International, regional and national lists of thousands of designated “terrorist” entities now span the globe. The war on terror, the report says, has “presented a formidable challenge to those seeking the peaceful resolution of conflicts caused by legitimate and long-festering grievances”. In short, how can professional mediators and “peacebuilding organisations” continue to work if they don’t know whether their activities are lawful?

The report contains the kind of academic jargon that makes me roar with anger – “conceptual tools”, “non-state armed actors” and “global counter-terrorism listing instruments” abound – and it’s rather mild to the Western governments who threaten all those who “talk to terrorists” with legal action at home while doing deals with the same rogues behind everyone else’s back. The Israelis organise Hezbollah-Israeli prisoner releases, for example, via the German secret service.

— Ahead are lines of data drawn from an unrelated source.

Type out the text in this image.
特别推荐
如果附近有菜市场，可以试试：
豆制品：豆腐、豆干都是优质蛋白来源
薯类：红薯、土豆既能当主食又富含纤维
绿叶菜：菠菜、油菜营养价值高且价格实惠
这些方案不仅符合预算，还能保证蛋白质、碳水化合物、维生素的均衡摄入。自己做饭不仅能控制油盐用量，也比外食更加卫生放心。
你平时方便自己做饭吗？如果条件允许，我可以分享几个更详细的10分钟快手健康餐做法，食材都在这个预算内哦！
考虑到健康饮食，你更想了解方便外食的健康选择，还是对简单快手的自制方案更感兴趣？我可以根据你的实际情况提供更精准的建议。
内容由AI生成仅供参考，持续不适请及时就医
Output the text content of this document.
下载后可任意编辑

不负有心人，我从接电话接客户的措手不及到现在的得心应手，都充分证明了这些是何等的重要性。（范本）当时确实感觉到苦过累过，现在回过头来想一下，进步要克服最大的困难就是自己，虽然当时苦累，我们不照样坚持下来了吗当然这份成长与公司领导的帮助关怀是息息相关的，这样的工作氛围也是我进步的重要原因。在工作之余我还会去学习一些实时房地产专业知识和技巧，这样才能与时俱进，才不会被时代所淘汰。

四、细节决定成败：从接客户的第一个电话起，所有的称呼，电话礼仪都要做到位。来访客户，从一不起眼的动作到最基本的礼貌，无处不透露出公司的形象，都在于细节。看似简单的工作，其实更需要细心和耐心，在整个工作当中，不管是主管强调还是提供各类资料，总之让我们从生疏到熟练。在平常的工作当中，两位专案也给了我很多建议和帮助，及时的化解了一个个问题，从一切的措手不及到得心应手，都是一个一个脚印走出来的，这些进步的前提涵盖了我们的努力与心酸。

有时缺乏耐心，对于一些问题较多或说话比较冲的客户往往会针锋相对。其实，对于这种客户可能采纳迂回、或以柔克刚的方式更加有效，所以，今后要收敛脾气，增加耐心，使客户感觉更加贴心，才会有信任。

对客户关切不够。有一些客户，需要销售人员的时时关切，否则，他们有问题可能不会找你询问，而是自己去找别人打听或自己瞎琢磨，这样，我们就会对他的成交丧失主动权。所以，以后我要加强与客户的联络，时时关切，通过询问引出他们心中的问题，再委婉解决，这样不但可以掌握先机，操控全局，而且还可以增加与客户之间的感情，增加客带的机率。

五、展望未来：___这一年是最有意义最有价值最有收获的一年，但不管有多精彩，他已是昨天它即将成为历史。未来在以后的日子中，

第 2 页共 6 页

The paper looks at terrorist “listing” in Somalia, the Palestinian occupied territories and Turkish Kurdistan, but its analysis of Hamas “listing” – and reference to the Taliban – tells the whole story. The EU’s exclusion of Hamas from diplomatic relations – the EU obediently following the Israeli-US lead – resulted in Europe’s marginalisation in Palestinian talks. An American NGO withdrew from training and mediation work with the Taliban in Afghanistan when US diplomats could not give them assurances that their work was lawful. Jimmy Carter’s US-based “Carter Centre” ended conflict-resolution talks with “Hamas” leaders. An EU mental health project in Gaza collapsed because of “a prohibition of dialogue with relevant [Hamas] officials”.

The UK-German report contains a truly surreal remark from a Palestinian NGO which deserves a finale all of its own. “I believe that we need to talk to Hamas to educate them and we need to let them know what’s going on,” he said. “But we cannot make a workshop, we cannot offer a Nescafé or cappuccino for any one of them. It’s considered as materialistic support … can you imagine it? You cannot  offer them a coffee!”

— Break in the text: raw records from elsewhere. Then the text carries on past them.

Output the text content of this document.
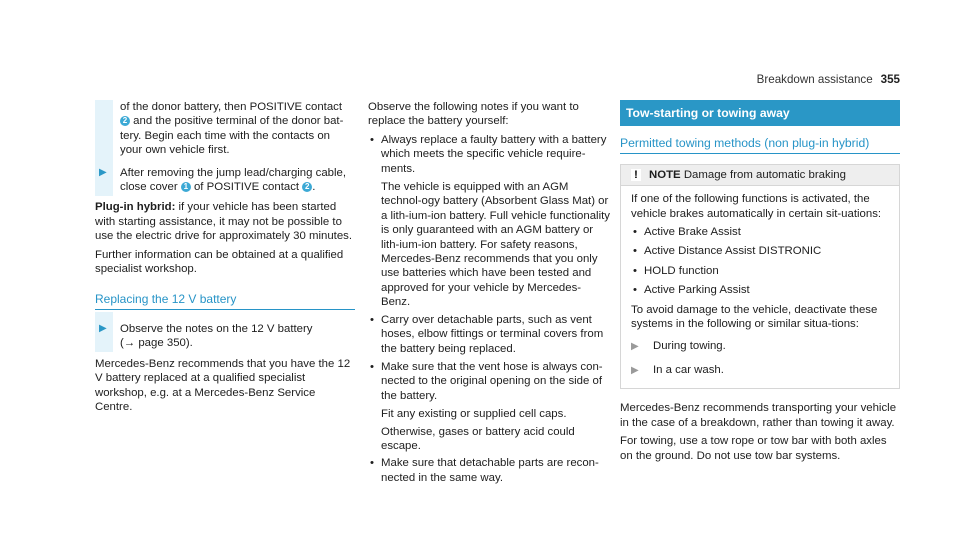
Breakdown assistance 355
of the donor battery, then POSITIVE contact
2 and the positive terminal of the donor bat-
tery. Begin each time with the contacts on
your own vehicle first.
▶ After removing the jump lead/charging cable,
close cover 1 of POSITIVE contact 2 .

Plug-in hybrid: if your vehicle has been started with starting assistance, it may not be possible to use the electric drive for approximately 30 minutes.

Further information can be obtained at a qualified specialist workshop.

Replacing the 12 V battery
▶ Observe the notes on the 12 V battery
(→ page 350).

Mercedes-Benz recommends that you have the 12 V battery replaced at a qualified specialist workshop, e.g. at a Mercedes-Benz Service Centre.

Observe the following notes if you want to replace the battery yourself:

• Always replace a faulty battery with a battery which meets the specific vehicle require-ments.

The vehicle is equipped with an AGM technol-ogy battery (Absorbent Glass Mat) or a lith-ium-ion battery. Full vehicle functionality is only guaranteed with an AGM battery or lith-ium-ion battery. For safety reasons, Mercedes-Benz recommends that you only use batteries which have been tested and approved for your vehicle by Mercedes-Benz.

• Carry over detachable parts, such as vent hoses, elbow fittings or terminal covers from the battery being replaced.
• Make sure that the vent hose is always con-nected to the original opening on the side of the battery.

Fit any existing or supplied cell caps.

Otherwise, gases or battery acid could escape.

• Make sure that detachable parts are recon-nected in the same way.
Tow-starting or towing away
Permitted towing methods (non plug-in hybrid)
! NOTE Damage from automatic braking

If one of the following functions is activated, the vehicle brakes automatically in certain sit-uations:

• Active Brake Assist
• Active Distance Assist DISTRONIC
• HOLD function
• Active Parking Assist

To avoid damage to the vehicle, deactivate these systems in the following or similar situa-tions:

▶ During towing.

▶ In a car wash.

Mercedes-Benz recommends transporting your vehicle in the case of a breakdown, rather than towing it away.

For towing, use a tow rope or tow bar with both axles on the ground. Do not use tow bar systems.
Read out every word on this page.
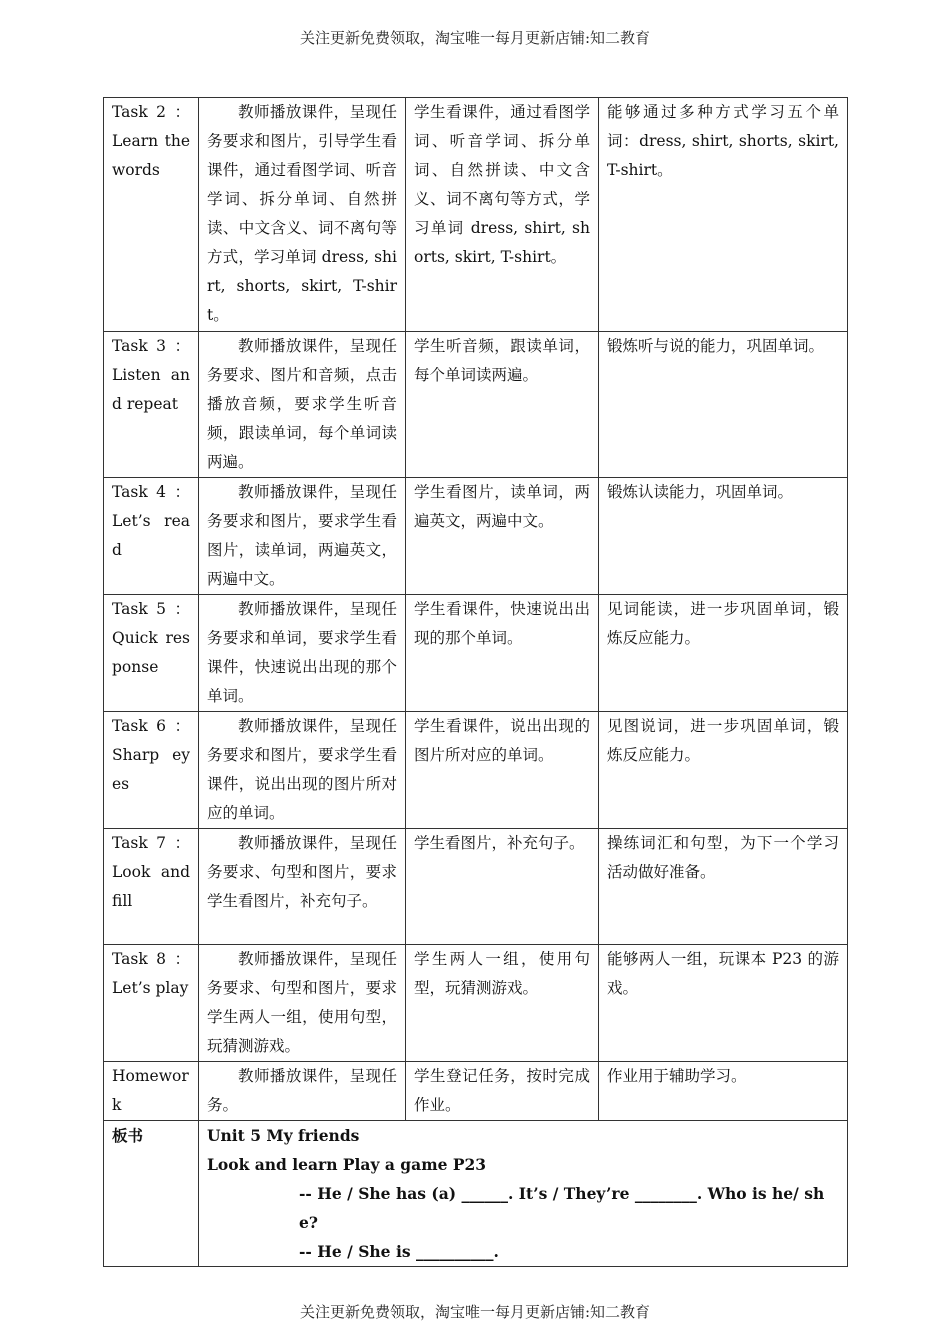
关注更新免费领取，淘宝唯一每月更新店铺:知二教育
Task 2 ： Learn the words	教师播放课件，呈现任务要求和图片，引导学生看课件，通过看图学词、听音学词、拆分单词、自然拼读、中文含义、词不离句等方式，学习单词 dress, shirt, shorts, skirt, T-shirt。	学生看课件，通过看图学词、听音学词、拆分单词、自然拼读、中文含义、词不离句等方式，学习单词 dress, shirt, shorts, skirt, T-shirt。	能够通过多种方式学习五个单词：dress, shirt, shorts, skirt, T-shirt。
Task 3 ： Listen and repeat	教师播放课件，呈现任务要求、图片和音频，点击播放音频，要求学生听音频，跟读单词，每个单词读两遍。	学生听音频，跟读单词，每个单词读两遍。	锻炼听与说的能力，巩固单词。
Task 4 ： Let’s read	教师播放课件，呈现任务要求和图片，要求学生看图片，读单词，两遍英文，两遍中文。	学生看图片，读单词，两遍英文，两遍中文。	锻炼认读能力，巩固单词。
Task 5 ： Quick response	教师播放课件，呈现任务要求和单词，要求学生看课件，快速说出出现的那个单词。	学生看课件，快速说出出现的那个单词。	见词能读，进一步巩固单词，锻炼反应能力。
Task 6 ： Sharp eyes	教师播放课件，呈现任务要求和图片，要求学生看课件，说出出现的图片所对应的单词。	学生看课件，说出出现的图片所对应的单词。	见图说词，进一步巩固单词，锻炼反应能力。
Task 7 ： Look and fill	教师播放课件，呈现任务要求、句型和图片，要求学生看图片，补充句子。	学生看图片，补充句子。	操练词汇和句型，为下一个学习活动做好准备。
Task 8 ： Let’s play	教师播放课件，呈现任务要求、句型和图片，要求学生两人一组，使用句型，玩猜测游戏。	学生两人一组，使用句型，玩猜测游戏。	能够两人一组，玩课本 P23 的游戏。
Homework	教师播放课件，呈现任务。	学生登记任务，按时完成作业。	作业用于辅助学习。
板书	Unit 5 My friends
Look and learn Play a game P23
-- He / She has (a) ______. It’s / They’re ________. Who is he/ she?
-- He / She is __________.		
关注更新免费领取，淘宝唯一每月更新店铺:知二教育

I’m yet to reward the kindness of a stranger

On 2 February, I recalled in The Independent the kindness of a Heathrow dispatcher called Doug Tibble who returned my contacts book after I left it on a (then) BEA aircraft in 1972. I lost his note, failed to reward him for his kindness and asked if anyone knew where he was today. Now Penny Proudlock has written to say that she worked for BEA and knew Doug. “It was entirely in character that he returned your precious contact book,” she says. “He was quite a big man, but very gentle, and quietly spoken.”

Then she went on: “He and his family suffered the most dreadful tragedy: his son served as a police officer in London and he was murdered in a showdown with some criminals … Doug bore this loss with huge dignity.”

In fact, Constable Stephen Tibble was murdered by a Provisional IRA member called Liam Quinn in Kensington 40 years ago. Stephen was newly married, 21 years old and had been in the police just six months. Off-duty and unarmed, he chased Quinn on his private motorcycle after the IRA man had escaped some colleagues, tried to stop him and was shot twice in the chest. After years on the run, Quinn was sentenced to life, served 11 years and came out in 1999 via the Good Friday Agreement.

Alas, I still don’t know if Doug Tibble, who would be in his eighties, is still alive.